Foi o Edilson também quem me deu as primeiras informações sobre o caminho: o pastel do Maurão, os morangos de Estiva, o vinho de Andradas, o bar da Zeti. Falou também sobre a ideia de um caminho novo, o da Santidade, até Cássia, terra natal do Padre Donizeti. E do impacto econômico do caminho para as cidades por onde passa. “Veja bem”, contou ele, “você é a pessoa número 7324 a sair daqui. Desde o dia 2 de abril foram quase 200. E não é nada não é nada cada pessoa deixa nada cidade uns cem reais. Gera emprego. Agora veja bem: se somar quem sai das outras cidades devem chegar aí numas 15 mil pessoas, desde 2003. São umas 1200 pessoas por ano. Imagina isso para uma cidade como Tocos do Mogi, que tem 4 mil habitantes?”. Ele tem razão.

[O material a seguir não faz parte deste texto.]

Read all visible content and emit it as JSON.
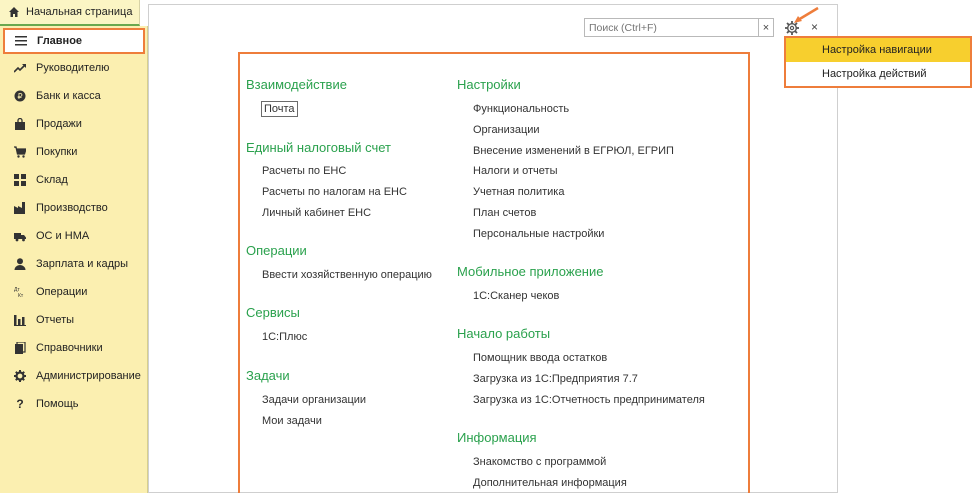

Peregrinar até Aparecida é das atividades mais conhecidas dos católicos brasileiros. A cidade, no Vale do Paraíba, interior de São Paulo, existe desde o século XVI e o título de cidade santa surgiu em 1717, quando três pescadores encontraram uma imagem de Virgem Maria decapitada nos fundos do rio Paraíba do Sul. A cabeça veio depois, junto a peixes em abundância, mesmo não sendo época de pesca. Era um milagre.

A primeira capela para a estátua foi aberta ao público em 1745. Peregrinações à imagem foram registradas pelos alemães Johann Baptist von Spix e Carl Friedrich Philipp von Martius que em 1820, depois de uma viagem de 3 anos pelo Brasil, voltaram à seu país natal com 9.000 espécies de plantas e animais, além da descrição da capela: “It was erected about seventy years ago, a long period in this country; it is partly built of stone, and adorned with gilding, bad painting in fresco, and some oil. The wonder-working image of the Virgin attracts many pilgrims from the whole province, and from Minas“ (Spix & Martius: Travels in Brazil in the years 1817-1820, Volume the First, London, 1824). O grande número de peregrinos obrigou a construção de uma igreja maior, a Basílica Velha, que foi erguida entre 1834 e 1888.  Da capela original a Basílica mais recente, inaugurada em 1980, depois de 35 anos de construção, guarda apenas o fato de também ter adornos em afrescos e óleo. ambos mal pintados. É um monstro com quase 150 mil metros quadrados de área construída (maior que o Estádio do Maracanã) e um estacionamento de 285 mil metros quadrados que em nada – NADA! – se difere dos estacionamentos dos parques temáticos da Disney. Era esse o meu destino. Com um diferencial: minha montanha russa seria pelas estradas e trilhas de Minas, subindo e descendo os quase 2000 metros da Serra da Mantiqueira. Onde é estava a minha cabeça?

Capítulo 3: 420 km

A placa de 420KM ficava na porta da pousada. Eu era o único hóspede. Acordei às 5h e tomei o farto café da manhã. Peguei a pequena mochila – não pesava mais que 5 quilos e saí pelo portão lateral.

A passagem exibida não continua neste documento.